In other words, they struck that coveted quality of symmetry—which was also important in the dining room. The outside light is filtered with a scrim that also serves as a place to hang art—symmetrically. Carried over from the old house are the Le Corbusier table and Mario Bellini Cab chairs, two of them stowed on a platform that also offers extra storage. Though each area is discrete, the space flows gracefully from room to room: after excusing themselves from the table, guests can comfortably move to the living room, the site of that impossibly, perfectly glassy Diesis table, a leather sofa that the Montupets brought with them from Paris when they moved to St. Louis in the ’90s, and two Pirellina glass lamps from FontanaArte, designed by the late Gio Ponti, the architect who designed Pirelli’s headquarters in Milan (in honor of Jean-Claude’s love of automobiles).
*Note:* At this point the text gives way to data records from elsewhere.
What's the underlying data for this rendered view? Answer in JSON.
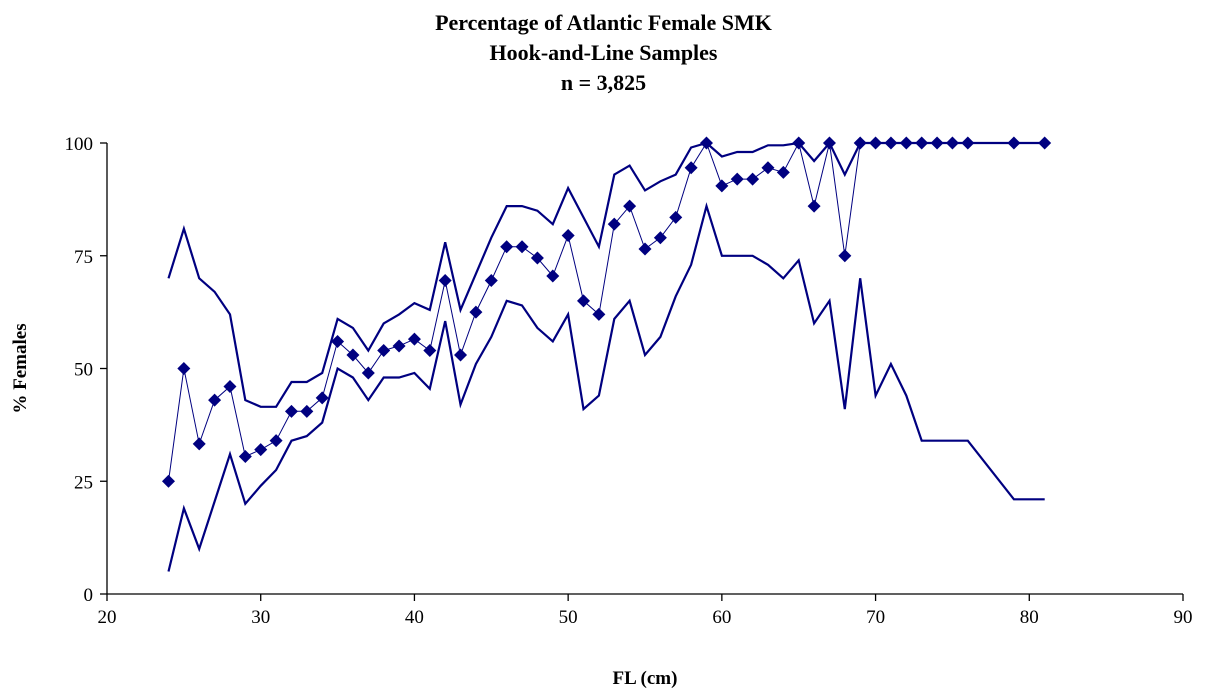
{
  "chart_data": {
    "type": "line",
    "title_lines": [
      "Percentage of Atlantic Female SMK",
      "Hook-and-Line Samples",
      "n = 3,825"
    ],
    "xlabel": "FL (cm)",
    "ylabel": "% Females",
    "xlim": [
      20,
      90
    ],
    "ylim": [
      0,
      100
    ],
    "xticks": [
      20,
      30,
      40,
      50,
      60,
      70,
      80,
      90
    ],
    "yticks": [
      0,
      25,
      50,
      75,
      100
    ],
    "grid": false,
    "colors": {
      "series": "#000080",
      "axis": "#000000"
    },
    "series": [
      {
        "role": "observed",
        "marker": "diamond",
        "x": [
          24,
          25,
          26,
          27,
          28,
          29,
          30,
          31,
          32,
          33,
          34,
          35,
          36,
          37,
          38,
          39,
          40,
          41,
          42,
          43,
          44,
          45,
          46,
          47,
          48,
          49,
          50,
          51,
          52,
          53,
          54,
          55,
          56,
          57,
          58,
          59,
          60,
          61,
          62,
          63,
          64,
          65,
          66,
          67,
          68,
          69,
          70,
          71,
          72,
          73,
          74,
          75,
          76,
          79,
          81
        ],
        "y": [
          25,
          50,
          33.3,
          43,
          46,
          30.5,
          32,
          34,
          40.5,
          40.5,
          43.5,
          56,
          53,
          49,
          54,
          55,
          56.5,
          54,
          69.5,
          53,
          62.5,
          69.5,
          77,
          77,
          74.5,
          70.5,
          79.5,
          65,
          62,
          82,
          86,
          76.5,
          79,
          83.5,
          94.5,
          100,
          90.5,
          92,
          92,
          94.5,
          93.5,
          100,
          86,
          100,
          75,
          100,
          100,
          100,
          100,
          100,
          100,
          100,
          100,
          100,
          100
        ]
      },
      {
        "role": "upper",
        "x": [
          24,
          25,
          26,
          27,
          28,
          29,
          30,
          31,
          32,
          33,
          34,
          35,
          36,
          37,
          38,
          39,
          40,
          41,
          42,
          43,
          44,
          45,
          46,
          47,
          48,
          49,
          50,
          51,
          52,
          53,
          54,
          55,
          56,
          57,
          58,
          59,
          60,
          61,
          62,
          63,
          64,
          65,
          66,
          67,
          68,
          69,
          70,
          71,
          72,
          73,
          74,
          75,
          76,
          79,
          81
        ],
        "y": [
          70,
          81,
          70,
          67,
          62,
          43,
          41.5,
          41.5,
          47,
          47,
          49,
          61,
          59,
          54,
          60,
          62,
          64.5,
          63,
          78,
          63,
          71,
          79,
          86,
          86,
          85,
          82,
          90,
          83.5,
          77,
          93,
          95,
          89.5,
          91.5,
          93,
          99,
          100,
          97,
          98,
          98,
          99.5,
          99.5,
          100,
          96,
          100,
          93,
          100,
          100,
          100,
          100,
          100,
          100,
          100,
          100,
          100,
          100
        ]
      },
      {
        "role": "lower",
        "x": [
          24,
          25,
          26,
          27,
          28,
          29,
          30,
          31,
          32,
          33,
          34,
          35,
          36,
          37,
          38,
          39,
          40,
          41,
          42,
          43,
          44,
          45,
          46,
          47,
          48,
          49,
          50,
          51,
          52,
          53,
          54,
          55,
          56,
          57,
          58,
          59,
          60,
          61,
          62,
          63,
          64,
          65,
          66,
          67,
          68,
          69,
          70,
          71,
          72,
          73,
          74,
          75,
          76,
          79,
          81
        ],
        "y": [
          5,
          19,
          10,
          20.5,
          31,
          20,
          24,
          27.5,
          34,
          35,
          38,
          50,
          48,
          43,
          48,
          48,
          49,
          45.5,
          60.5,
          42,
          51,
          57,
          65,
          64,
          59,
          56,
          62,
          41,
          44,
          61,
          65,
          53,
          57,
          66,
          73,
          86,
          75,
          75,
          75,
          73,
          70,
          74,
          60,
          65,
          41,
          70,
          44,
          51,
          44,
          34,
          34,
          34,
          34,
          21,
          21
        ]
      }
    ]
  }
}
From the living room, there’s access to two balconies, both tiled with ipe wood. One is outfitted for dining; the other for stargazing (or reading, or talking and sipping wine, as the case may be). Each provides a sweeping, panoramic view of the Montupets’ adopted city, which they’ve loved for more than 20 years—first from the tall-ceilinged rooms of an Art Deco house and now from this most perfect apartment, its mix of the old and the new, and its lovely rainbow of grays.